Learning and improving

Effective investigations being conducted on a 'business as usual' basis. All learning is routinely being identified and shared and there is evidence that this is driving improvements in care. A culture of listening, learning and improving is embedded throughout the organisation based on early and rapid triangulation and resolution of issues from a variety of sources, including patient, user and staff feedback.

Stronger leadership and engagement

Ongoing development of leadership and management skills at all levels/professions to strengthen management maturity. The organisation is focussed on all aspects of strategic workforce planning and maximising the skills of its current staff. Continuation of embedding/demonstrating lived values and behaviours throughout the organisation. Demonstrate a greater emphasis on engagement.

Programme management

Effective programme management structure is in place, which defines objectives of the improvement work, has plans which show how the work is delivered and what barriers could impact on delivery of outcomes; structures has effective, open and transparent reporting, with effective Board oversight. 

Clinical leadership

Clinical leadership is visible and effective; there is leadership development support in place and the consultant body as a whole is actively engaged in driving forward service improvement.

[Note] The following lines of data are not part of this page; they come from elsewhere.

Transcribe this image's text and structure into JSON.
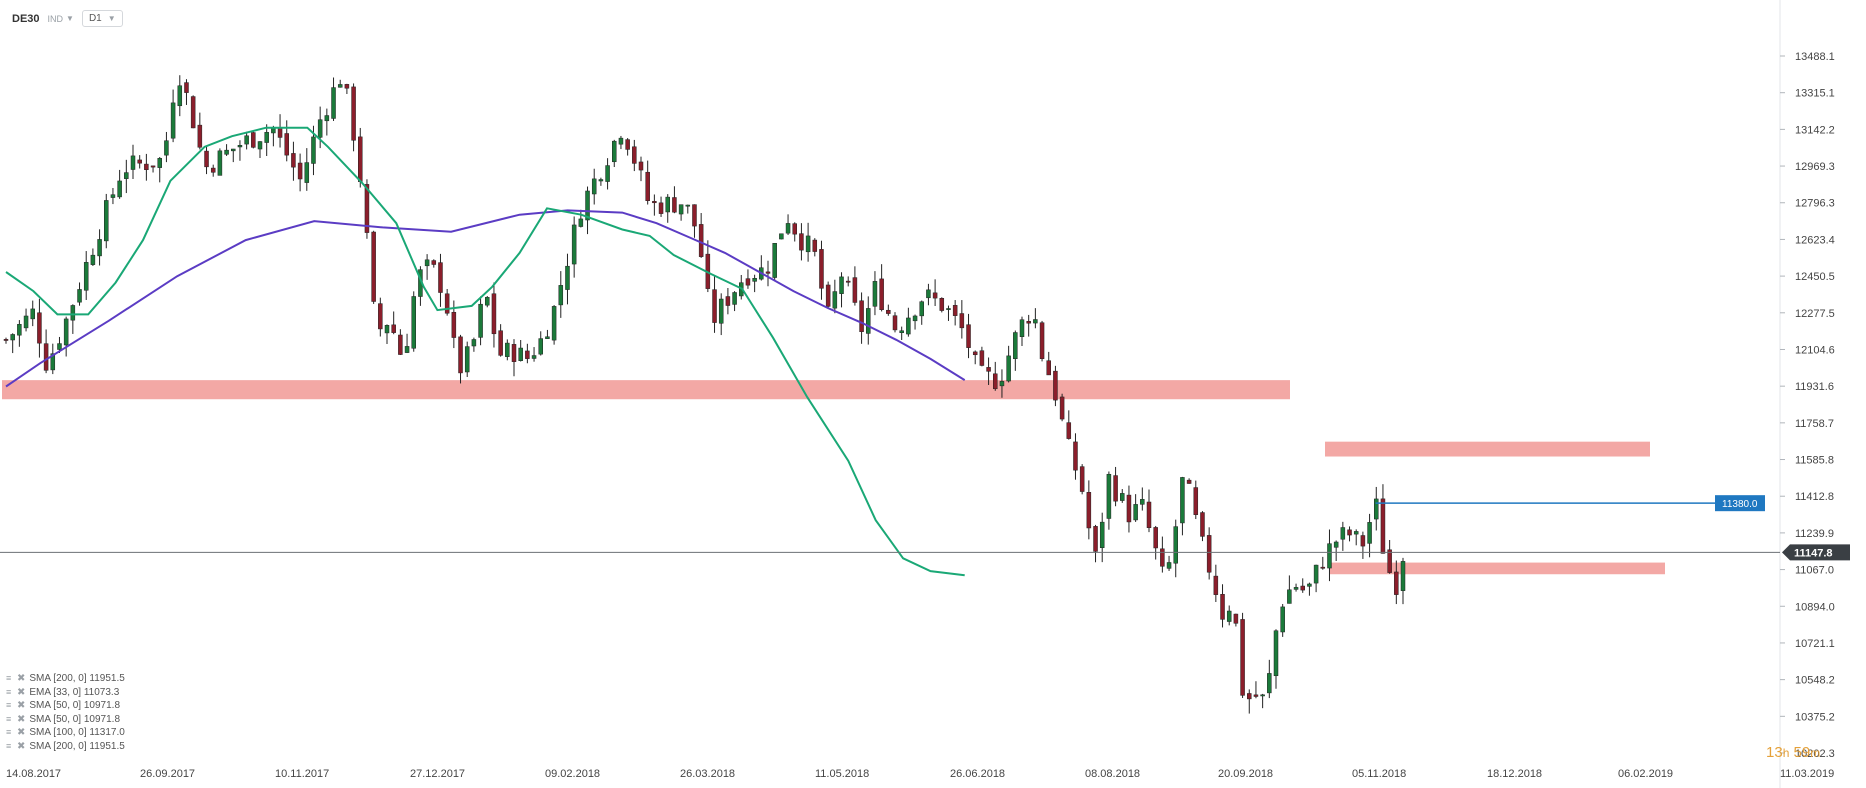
{
  "header": {
    "symbol": "DE30",
    "instrument_type": "IND",
    "timeframe": "D1"
  },
  "indicators": [
    {
      "label": "SMA [200, 0] 11951.5"
    },
    {
      "label": "EMA [33, 0] 11073.3"
    },
    {
      "label": "SMA [50, 0] 10971.8"
    },
    {
      "label": "SMA [50, 0] 10971.8"
    },
    {
      "label": "SMA [100, 0] 11317.0"
    },
    {
      "label": "SMA [200, 0] 11951.5"
    }
  ],
  "timer": {
    "hours": "13",
    "hours_unit": "h",
    "minutes": "59",
    "minutes_unit": "m"
  },
  "chart_data": {
    "type": "candlestick",
    "y_ticks": [
      13488.1,
      13315.1,
      13142.2,
      12969.3,
      12796.3,
      12623.4,
      12450.5,
      12277.5,
      12104.6,
      11931.6,
      11758.7,
      11585.8,
      11412.8,
      11239.9,
      11067.0,
      10894.0,
      10721.1,
      10548.2,
      10375.2,
      10202.3
    ],
    "y_tick_labels": [
      "13488.1",
      "13315.1",
      "13142.2",
      "12969.3",
      "12796.3",
      "12623.4",
      "12450.5",
      "12277.5",
      "12104.6",
      "11931.6",
      "11758.7",
      "11585.8",
      "11412.8",
      "11239.9",
      "11067.0",
      "10894.0",
      "10721.1",
      "10548.2",
      "10375.2",
      "10202.3"
    ],
    "ylim": [
      10202.3,
      13488.1
    ],
    "x_tick_labels": [
      "14.08.2017",
      "26.09.2017",
      "10.11.2017",
      "27.12.2017",
      "09.02.2018",
      "26.03.2018",
      "11.05.2018",
      "26.06.2018",
      "08.08.2018",
      "20.09.2018",
      "05.11.2018",
      "18.12.2018",
      "06.02.2019",
      "11.03.2019"
    ],
    "current_price": {
      "value": 11147.8,
      "label": "11147.8"
    },
    "level_marker": {
      "value": 11380.0,
      "label": "11380.0"
    },
    "zones": [
      {
        "from": 11870,
        "to": 11960
      },
      {
        "from": 11600,
        "to": 11670
      },
      {
        "from": 11045,
        "to": 11100
      }
    ],
    "sma200": [
      [
        0,
        11930
      ],
      [
        50,
        12040
      ],
      [
        150,
        12240
      ],
      [
        250,
        12450
      ],
      [
        350,
        12620
      ],
      [
        450,
        12710
      ],
      [
        550,
        12680
      ],
      [
        650,
        12660
      ],
      [
        750,
        12740
      ],
      [
        820,
        12760
      ],
      [
        900,
        12750
      ],
      [
        950,
        12700
      ],
      [
        1000,
        12630
      ],
      [
        1050,
        12560
      ],
      [
        1100,
        12470
      ],
      [
        1150,
        12380
      ],
      [
        1200,
        12300
      ],
      [
        1250,
        12230
      ],
      [
        1300,
        12150
      ],
      [
        1350,
        12060
      ],
      [
        1400,
        11960
      ]
    ],
    "ema33": [
      [
        0,
        12470
      ],
      [
        40,
        12380
      ],
      [
        75,
        12270
      ],
      [
        120,
        12270
      ],
      [
        160,
        12420
      ],
      [
        200,
        12620
      ],
      [
        240,
        12900
      ],
      [
        290,
        13060
      ],
      [
        330,
        13110
      ],
      [
        380,
        13150
      ],
      [
        440,
        13150
      ],
      [
        470,
        13060
      ],
      [
        520,
        12890
      ],
      [
        570,
        12700
      ],
      [
        610,
        12400
      ],
      [
        630,
        12290
      ],
      [
        680,
        12310
      ],
      [
        710,
        12400
      ],
      [
        750,
        12560
      ],
      [
        790,
        12770
      ],
      [
        840,
        12740
      ],
      [
        900,
        12670
      ],
      [
        940,
        12640
      ],
      [
        975,
        12550
      ],
      [
        1030,
        12460
      ],
      [
        1075,
        12390
      ],
      [
        1120,
        12160
      ],
      [
        1170,
        11880
      ],
      [
        1230,
        11580
      ],
      [
        1270,
        11300
      ],
      [
        1310,
        11120
      ],
      [
        1350,
        11060
      ],
      [
        1400,
        11040
      ]
    ]
  }
}
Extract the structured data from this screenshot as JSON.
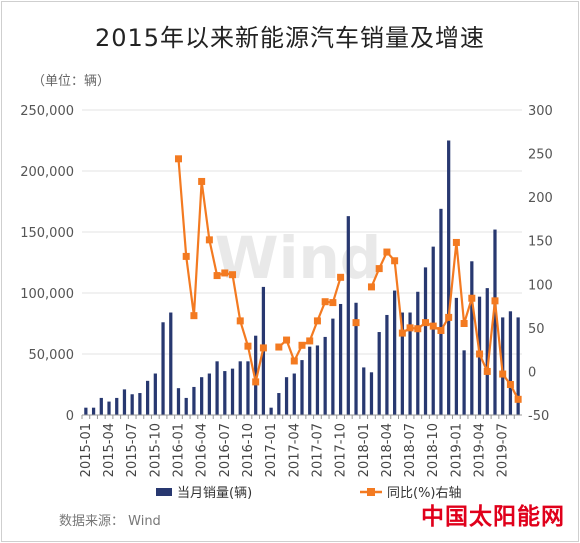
{
  "title": "2015年以来新能源汽车销量及增速",
  "unit_label": "（单位：辆）",
  "source_label": "数据来源：  Wind",
  "watermark_text": "Wind",
  "brand_logo_text": "中国太阳能网",
  "colors": {
    "bar": "#283870",
    "line": "#f37a21",
    "grid": "#e3e3e3",
    "brand": "#e0001b"
  },
  "chart_data": {
    "type": "bar",
    "title": "2015年以来新能源汽车销量及增速",
    "categories": [
      "2015-01",
      "2015-02",
      "2015-03",
      "2015-04",
      "2015-05",
      "2015-06",
      "2015-07",
      "2015-08",
      "2015-09",
      "2015-10",
      "2015-11",
      "2015-12",
      "2016-01",
      "2016-02",
      "2016-03",
      "2016-04",
      "2016-05",
      "2016-06",
      "2016-07",
      "2016-08",
      "2016-09",
      "2016-10",
      "2016-11",
      "2016-12",
      "2017-01",
      "2017-02",
      "2017-03",
      "2017-04",
      "2017-05",
      "2017-06",
      "2017-07",
      "2017-08",
      "2017-09",
      "2017-10",
      "2017-11",
      "2017-12",
      "2018-01",
      "2018-02",
      "2018-03",
      "2018-04",
      "2018-05",
      "2018-06",
      "2018-07",
      "2018-08",
      "2018-09",
      "2018-10",
      "2018-11",
      "2018-12",
      "2019-01",
      "2019-02",
      "2019-03",
      "2019-04",
      "2019-05",
      "2019-06",
      "2019-07",
      "2019-08",
      "2019-09"
    ],
    "x_tick_labels": [
      "2015-01",
      "2015-04",
      "2015-07",
      "2015-10",
      "2016-01",
      "2016-04",
      "2016-07",
      "2016-10",
      "2017-01",
      "2017-04",
      "2017-07",
      "2017-10",
      "2018-01",
      "2018-04",
      "2018-07",
      "2018-10",
      "2019-01",
      "2019-04",
      "2019-07"
    ],
    "y_left": {
      "ticks": [
        "0",
        "50,000",
        "100,000",
        "150,000",
        "200,000",
        "250,000"
      ],
      "range": [
        0,
        250000
      ]
    },
    "y_right": {
      "ticks": [
        "-50",
        "0",
        "50",
        "100",
        "150",
        "200",
        "250",
        "300"
      ],
      "range": [
        -50,
        300
      ]
    },
    "series": [
      {
        "name": "当月销量(辆)",
        "type": "bar",
        "axis": "left",
        "values": [
          6000,
          6000,
          14000,
          11000,
          14000,
          21000,
          17000,
          18000,
          28000,
          34000,
          76000,
          84000,
          22000,
          14000,
          23000,
          31000,
          34000,
          44000,
          36000,
          38000,
          44000,
          44000,
          65000,
          105000,
          6000,
          18000,
          31000,
          34000,
          45000,
          56000,
          57000,
          64000,
          79000,
          91000,
          163000,
          92000,
          39000,
          35000,
          68000,
          82000,
          102000,
          84000,
          84000,
          101000,
          121000,
          138000,
          169000,
          225000,
          96000,
          53000,
          126000,
          97000,
          104000,
          152000,
          80000,
          85000,
          80000
        ]
      },
      {
        "name": "同比(%)右轴",
        "type": "line",
        "axis": "right",
        "values": [
          null,
          null,
          null,
          null,
          null,
          null,
          null,
          null,
          null,
          null,
          null,
          null,
          244,
          132,
          64,
          218,
          151,
          110,
          113,
          111,
          58,
          29,
          -12,
          27,
          null,
          28,
          36,
          12,
          30,
          35,
          58,
          80,
          79,
          108,
          null,
          56,
          null,
          97,
          118,
          137,
          127,
          44,
          50,
          49,
          56,
          52,
          47,
          62,
          148,
          55,
          84,
          20,
          0,
          81,
          -3,
          -15,
          -32
        ]
      }
    ]
  }
}
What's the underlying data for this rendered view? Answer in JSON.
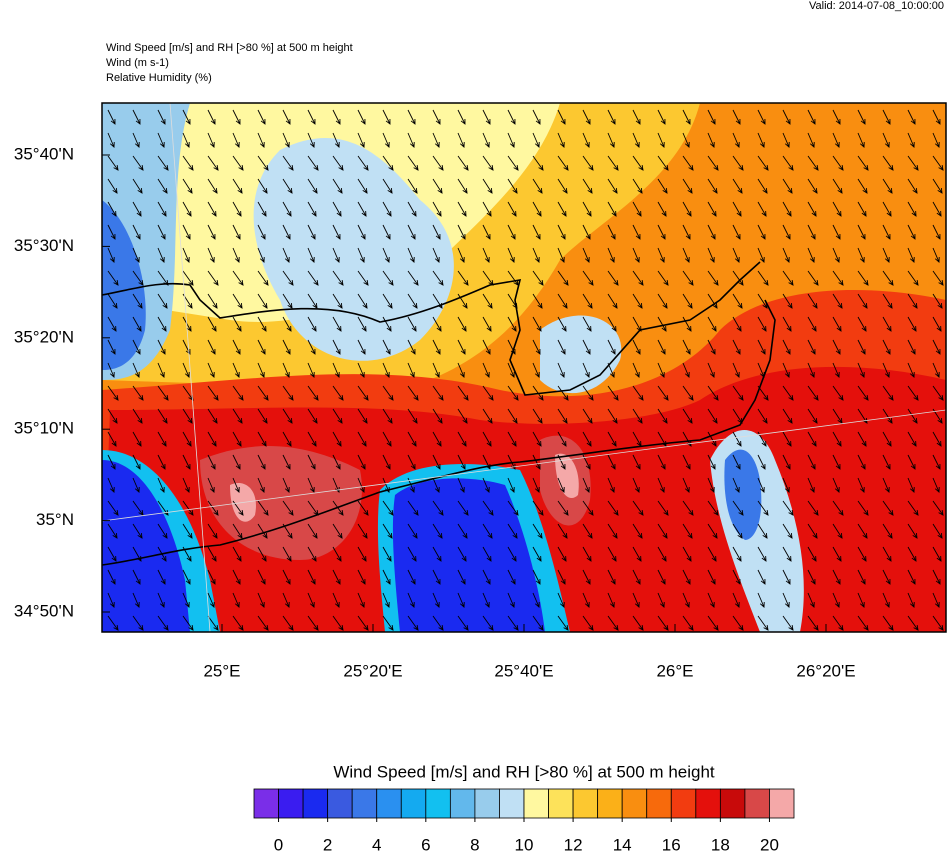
{
  "header": {
    "valid": "Valid: 2014-07-08_10:00:00",
    "title": "Wind Speed [m/s] and RH [>80 %] at 500 m height",
    "wind_line": "Wind   (m s-1)",
    "rh_line": "Relative Humidity   (%)"
  },
  "map": {
    "lat_labels": [
      "35°40'N",
      "35°30'N",
      "35°20'N",
      "35°10'N",
      "35°N",
      "34°50'N"
    ],
    "lon_labels": [
      "25°E",
      "25°20'E",
      "25°40'E",
      "26°E",
      "26°20'E"
    ]
  },
  "colorbar": {
    "title": "Wind Speed [m/s] and RH [>80 %] at 500 m height",
    "range": [
      -1,
      21
    ],
    "ticks": [
      0,
      2,
      4,
      6,
      8,
      10,
      12,
      14,
      16,
      18,
      20
    ],
    "colors": [
      "#7a2ee8",
      "#3a1cf0",
      "#1a2af0",
      "#3a5ae0",
      "#3a78e8",
      "#2a90f0",
      "#14aaf0",
      "#12c0f0",
      "#62b8ec",
      "#98ccec",
      "#c0e0f4",
      "#fff8a0",
      "#fde25a",
      "#fcc830",
      "#fbb018",
      "#f98e10",
      "#f76a0c",
      "#f23c10",
      "#e4100c",
      "#c80a0a",
      "#d84848",
      "#f4a8a8"
    ]
  }
}
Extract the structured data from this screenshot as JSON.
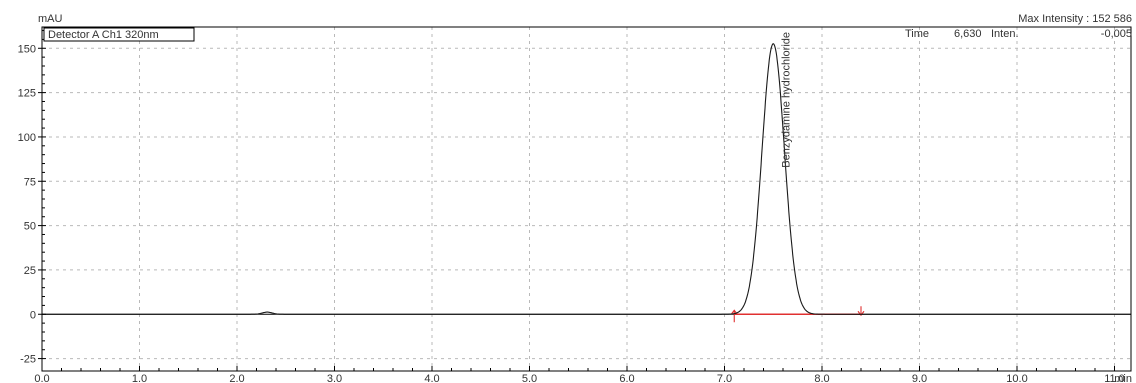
{
  "chart_data": {
    "type": "line",
    "y_unit": "mAU",
    "x_unit": "min",
    "max_intensity_text": "Max Intensity : 152 586",
    "detector_label": "Detector A Ch1 320nm",
    "readout": {
      "time_label": "Time",
      "time_value": "6,630",
      "inten_label": "Inten.",
      "inten_value": "-0,005"
    },
    "xlim": [
      0,
      12
    ],
    "ylim": [
      -32,
      162
    ],
    "x_ticks": [
      "0.0",
      "1.0",
      "2.0",
      "3.0",
      "4.0",
      "5.0",
      "6.0",
      "7.0",
      "8.0",
      "9.0",
      "10.0",
      "11.0"
    ],
    "y_ticks": [
      "-25",
      "0",
      "25",
      "50",
      "75",
      "100",
      "125",
      "150"
    ],
    "grid": true,
    "series": [
      {
        "name": "Detector A Ch1 320nm",
        "color": "#1a1a1a",
        "baseline": 0,
        "peaks": [
          {
            "rt": 2.31,
            "height": 1.2,
            "sigma": 0.05
          },
          {
            "rt": 7.5,
            "height": 152.586,
            "sigma": 0.115
          }
        ]
      }
    ],
    "peak_annotations": [
      {
        "label": "Benzydamine hydrochloride",
        "rt": 7.5
      }
    ],
    "integration_baseline": {
      "color": "#e03030",
      "start": 7.1,
      "end": 8.4,
      "value": 0
    }
  }
}
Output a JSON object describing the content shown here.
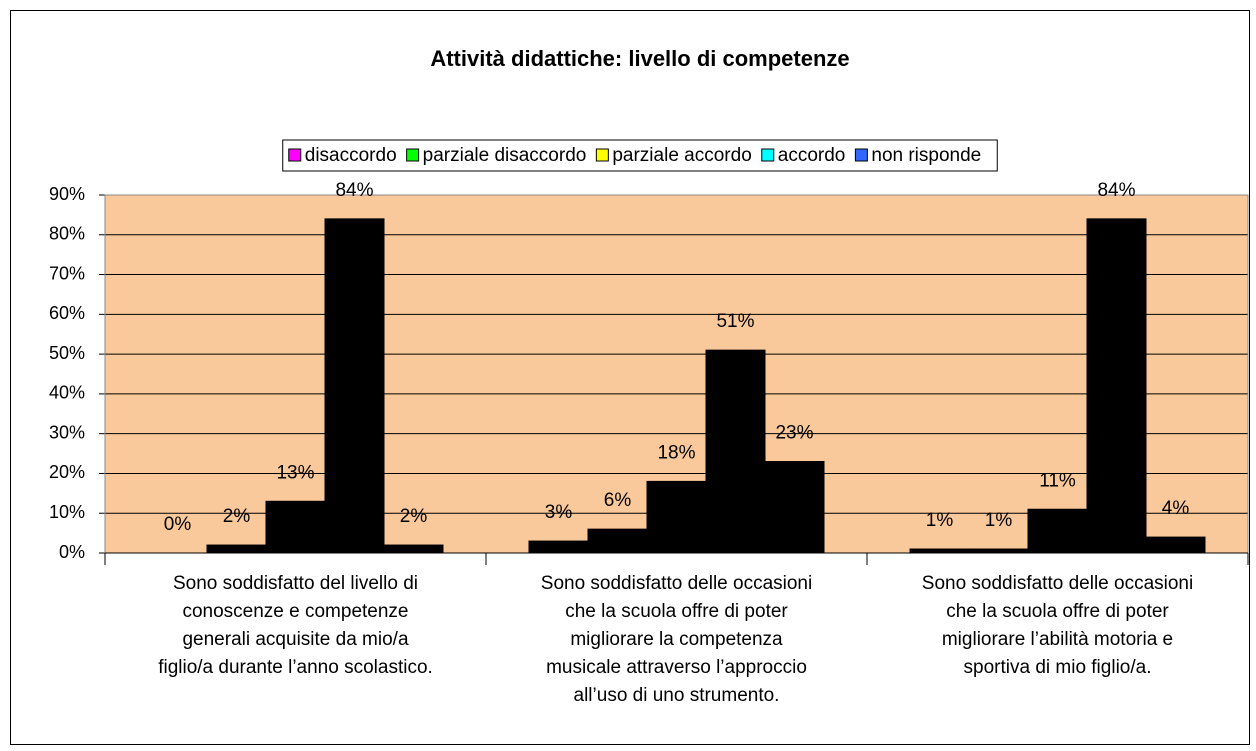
{
  "chart_data": {
    "type": "bar",
    "title": "Attività didattiche: livello di competenze",
    "categories": [
      [
        "Sono soddisfatto del livello di",
        "conoscenze  e competenze",
        "generali acquisite da mio/a",
        "figlio/a durante l’anno scolastico."
      ],
      [
        "Sono soddisfatto delle occasioni",
        "che la scuola offre di poter",
        "migliorare la competenza",
        "musicale attraverso l’approccio",
        "all’uso di uno strumento."
      ],
      [
        "Sono soddisfatto delle occasioni",
        "che la scuola offre di poter",
        "migliorare l’abilità motoria e",
        "sportiva di mio figlio/a."
      ]
    ],
    "series": [
      {
        "name": "disaccordo",
        "color": "#ff00ff",
        "values": [
          0,
          3,
          1
        ],
        "value_labels": [
          "0%",
          "3%",
          "1%"
        ]
      },
      {
        "name": "parziale disaccordo",
        "color": "#00ff00",
        "values": [
          2,
          6,
          1
        ],
        "value_labels": [
          "2%",
          "6%",
          "1%"
        ]
      },
      {
        "name": "parziale accordo",
        "color": "#ffff00",
        "values": [
          13,
          18,
          11
        ],
        "value_labels": [
          "13%",
          "18%",
          "11%"
        ]
      },
      {
        "name": "accordo",
        "color": "#00ffff",
        "values": [
          84,
          51,
          84
        ],
        "value_labels": [
          "84%",
          "51%",
          "84%"
        ]
      },
      {
        "name": "non risponde",
        "color": "#3366ff",
        "values": [
          2,
          23,
          4
        ],
        "value_labels": [
          "2%",
          "23%",
          "4%"
        ]
      }
    ],
    "ylim": [
      0,
      90
    ],
    "yticks": [
      {
        "value": 0,
        "label": "0%"
      },
      {
        "value": 10,
        "label": "10%"
      },
      {
        "value": 20,
        "label": "20%"
      },
      {
        "value": 30,
        "label": "30%"
      },
      {
        "value": 40,
        "label": "40%"
      },
      {
        "value": 50,
        "label": "50%"
      },
      {
        "value": 60,
        "label": "60%"
      },
      {
        "value": 70,
        "label": "70%"
      },
      {
        "value": 80,
        "label": "80%"
      },
      {
        "value": 90,
        "label": "90%"
      }
    ],
    "grid": true,
    "legend": "top",
    "plot_background": "#fac99b"
  }
}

Strengthened clinical services

Such as vascular, mental health, urology, oncology and ophthalmology are supported by strong clinical leadership, an effective integrated improvement plan, project management structure and effective transformation support.

Improved access, outcomes and experience

Demonstrated by patient feedback, ambulance handovers, urgent and emergency care waiting times and access to planned care and mental health services.